Thanks for your response. My initial conditions would have been with the default parameters:

ie. No data filtering, imputation = 20% of lowest pos. value, Median normalized, log10 transformed and Pareto scaled.

I have tried to reproduce the result from your last post using:
No data filtering, default missing value imputation, log10 transformed, the R history is attached:

Default_processing_log10_trans_on_scrambled.txt (1.4 KB)

This is what I get.

If I use the sorted file with the same conditions, I get a result similar to yours.

Is there any chance that you run the sorted rather than the scrambled file?

Would you mind quickly running the scrambled file through again, I’ve attached it here:

Two_group_order_scrambled_small.csv (9.9 MB)

Kind regards,

Chris

cbarlow · November 30, 2025, 6:22am

Okay, I think I might have figured this out.

I uploaded a slightly smaller version of the file so that I could upload files from the download page. Following upload, from the Data check page, I then skipped straight to the download page to avoid any complications associated with differences in data processing steps. I can’t upload a .zip here but I’ve attached all the files (I changed the file extension on the Rhistory file to allow upload).

The sample order in the data_original.csv is different to the uploaded file (Two_group_order_scrambled_smaller.csv). Specifically, the samples have been sorted by group however the groups have not been updated to reflect this. Note, this is consistent with my earlier observation that there is no problem when data is sorted by group prior to upload.

My recommendation for anybody reading this is to sort your data by group prior to upload.

There is some additional weirdness I’ve found while trying to solve this. If I upload data with samples in columns rather than rows, I get an error saying duplicate features are not allowed. This error doesn’t appear when uploading the same data with samples in rows. Are duplicate feature names allowed?

Kind regards,

Chris

data_original.csv (7.6 MB)

Two_group_order_scrambled_smaller.csv (6.6 MB)

raw_dataview.csv (11.1 KB)

Rhistory.txt (247 Bytes)

xia.lab · December 2, 2025, 6:39pm

Hi Chris, Thanks for the details. We were able to reproduce the bug. This is the first time that we noticed the production server gave results different from our development enviroment. The issue is now fixed …

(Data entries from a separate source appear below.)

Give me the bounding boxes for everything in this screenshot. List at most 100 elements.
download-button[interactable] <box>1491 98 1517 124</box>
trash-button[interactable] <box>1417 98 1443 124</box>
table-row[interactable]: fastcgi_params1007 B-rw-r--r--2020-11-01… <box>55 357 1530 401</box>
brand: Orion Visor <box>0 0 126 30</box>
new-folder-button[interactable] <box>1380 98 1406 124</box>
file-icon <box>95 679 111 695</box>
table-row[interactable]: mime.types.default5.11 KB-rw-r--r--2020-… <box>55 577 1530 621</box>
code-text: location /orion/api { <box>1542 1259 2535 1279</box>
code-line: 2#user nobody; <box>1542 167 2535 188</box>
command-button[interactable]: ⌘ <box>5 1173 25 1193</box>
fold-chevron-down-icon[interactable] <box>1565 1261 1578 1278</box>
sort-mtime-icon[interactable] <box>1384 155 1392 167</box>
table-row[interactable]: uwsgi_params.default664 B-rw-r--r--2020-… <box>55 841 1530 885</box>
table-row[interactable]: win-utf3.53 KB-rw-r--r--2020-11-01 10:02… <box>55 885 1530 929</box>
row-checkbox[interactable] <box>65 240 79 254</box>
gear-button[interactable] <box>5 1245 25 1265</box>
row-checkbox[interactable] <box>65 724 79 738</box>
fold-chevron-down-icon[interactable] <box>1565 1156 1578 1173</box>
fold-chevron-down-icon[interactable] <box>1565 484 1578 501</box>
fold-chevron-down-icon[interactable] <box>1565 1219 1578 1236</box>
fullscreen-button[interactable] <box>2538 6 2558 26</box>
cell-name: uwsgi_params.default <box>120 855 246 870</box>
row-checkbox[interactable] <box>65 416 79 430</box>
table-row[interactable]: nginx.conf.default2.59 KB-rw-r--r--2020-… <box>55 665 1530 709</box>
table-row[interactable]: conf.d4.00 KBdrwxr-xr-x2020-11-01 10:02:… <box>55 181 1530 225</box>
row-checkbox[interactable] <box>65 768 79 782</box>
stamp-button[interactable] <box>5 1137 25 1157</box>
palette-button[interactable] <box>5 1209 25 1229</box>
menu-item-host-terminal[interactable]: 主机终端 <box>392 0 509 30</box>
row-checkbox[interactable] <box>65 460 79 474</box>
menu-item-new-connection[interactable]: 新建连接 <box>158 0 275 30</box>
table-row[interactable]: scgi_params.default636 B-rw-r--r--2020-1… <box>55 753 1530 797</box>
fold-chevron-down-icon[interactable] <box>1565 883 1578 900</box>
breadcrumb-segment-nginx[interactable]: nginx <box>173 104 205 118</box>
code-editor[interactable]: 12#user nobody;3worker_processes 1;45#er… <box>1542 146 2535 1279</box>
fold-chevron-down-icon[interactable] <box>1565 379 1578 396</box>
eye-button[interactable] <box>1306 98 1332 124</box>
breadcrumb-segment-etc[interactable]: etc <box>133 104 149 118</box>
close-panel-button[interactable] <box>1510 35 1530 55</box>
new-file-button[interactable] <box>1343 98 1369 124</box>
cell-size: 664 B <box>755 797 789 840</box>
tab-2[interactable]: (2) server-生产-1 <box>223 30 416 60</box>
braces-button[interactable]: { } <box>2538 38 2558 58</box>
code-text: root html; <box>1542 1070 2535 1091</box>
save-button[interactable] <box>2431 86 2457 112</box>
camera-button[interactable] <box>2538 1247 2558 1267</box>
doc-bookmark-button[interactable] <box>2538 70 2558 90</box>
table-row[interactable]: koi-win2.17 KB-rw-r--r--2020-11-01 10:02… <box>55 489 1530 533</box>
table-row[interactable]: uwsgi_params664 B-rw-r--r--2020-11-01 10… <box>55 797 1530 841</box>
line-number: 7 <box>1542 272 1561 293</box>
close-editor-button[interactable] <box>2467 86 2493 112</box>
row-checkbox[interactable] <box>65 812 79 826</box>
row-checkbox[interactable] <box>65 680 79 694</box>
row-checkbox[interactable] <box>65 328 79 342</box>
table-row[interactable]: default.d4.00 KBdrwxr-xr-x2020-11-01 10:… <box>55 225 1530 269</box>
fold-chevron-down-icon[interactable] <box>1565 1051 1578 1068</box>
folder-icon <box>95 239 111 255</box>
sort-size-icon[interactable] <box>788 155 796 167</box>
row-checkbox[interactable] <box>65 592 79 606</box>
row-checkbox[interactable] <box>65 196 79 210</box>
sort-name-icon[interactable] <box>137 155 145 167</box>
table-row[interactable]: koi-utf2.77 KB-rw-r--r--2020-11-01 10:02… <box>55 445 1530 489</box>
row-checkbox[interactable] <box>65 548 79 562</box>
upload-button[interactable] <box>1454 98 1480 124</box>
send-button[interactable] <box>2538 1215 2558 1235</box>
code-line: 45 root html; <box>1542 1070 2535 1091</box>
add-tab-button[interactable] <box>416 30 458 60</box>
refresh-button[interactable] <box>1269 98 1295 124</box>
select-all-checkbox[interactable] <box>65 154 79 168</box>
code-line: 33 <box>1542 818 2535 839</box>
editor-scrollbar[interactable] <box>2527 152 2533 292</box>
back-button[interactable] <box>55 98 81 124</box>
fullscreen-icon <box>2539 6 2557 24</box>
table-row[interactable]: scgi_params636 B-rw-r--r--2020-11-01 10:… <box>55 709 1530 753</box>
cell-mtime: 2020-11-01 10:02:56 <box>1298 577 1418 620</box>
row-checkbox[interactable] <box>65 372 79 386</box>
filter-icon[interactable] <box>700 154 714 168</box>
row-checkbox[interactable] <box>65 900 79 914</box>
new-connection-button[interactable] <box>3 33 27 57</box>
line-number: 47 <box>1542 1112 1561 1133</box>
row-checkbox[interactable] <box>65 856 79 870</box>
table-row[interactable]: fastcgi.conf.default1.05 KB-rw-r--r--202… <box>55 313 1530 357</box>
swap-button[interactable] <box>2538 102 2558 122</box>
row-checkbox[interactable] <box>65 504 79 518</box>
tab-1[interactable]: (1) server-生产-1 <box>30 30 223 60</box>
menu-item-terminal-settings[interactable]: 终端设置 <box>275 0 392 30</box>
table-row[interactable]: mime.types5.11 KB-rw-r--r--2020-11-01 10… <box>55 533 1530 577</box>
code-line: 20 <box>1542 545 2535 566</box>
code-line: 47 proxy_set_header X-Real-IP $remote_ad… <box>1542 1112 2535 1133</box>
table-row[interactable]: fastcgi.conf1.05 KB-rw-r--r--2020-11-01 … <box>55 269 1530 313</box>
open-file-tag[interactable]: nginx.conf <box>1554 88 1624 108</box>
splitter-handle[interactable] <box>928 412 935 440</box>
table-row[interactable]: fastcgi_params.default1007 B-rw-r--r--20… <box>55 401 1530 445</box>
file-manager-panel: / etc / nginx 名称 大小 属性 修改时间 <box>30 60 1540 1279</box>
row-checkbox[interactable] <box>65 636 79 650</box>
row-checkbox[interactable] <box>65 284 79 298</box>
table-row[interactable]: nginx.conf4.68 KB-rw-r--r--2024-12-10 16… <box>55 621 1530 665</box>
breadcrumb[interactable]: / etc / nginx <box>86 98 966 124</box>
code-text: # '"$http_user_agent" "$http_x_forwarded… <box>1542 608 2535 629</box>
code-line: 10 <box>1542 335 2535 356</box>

For your second question, there should be no duplicated names allowed (features or samples uploaded in rows or columns). I can see there are special characters in your feature names that will lead to issues during parsing. MetaboAnalyst will replace spaces with underscore, and special characters will be removed. The process may introduce duplicates … this is so hard to prevent, as there are so many exceptions

xia.lab · December 6, 2025, 1:01pm

This topic was automatically closed after 3 days. New replies are no longer allowed.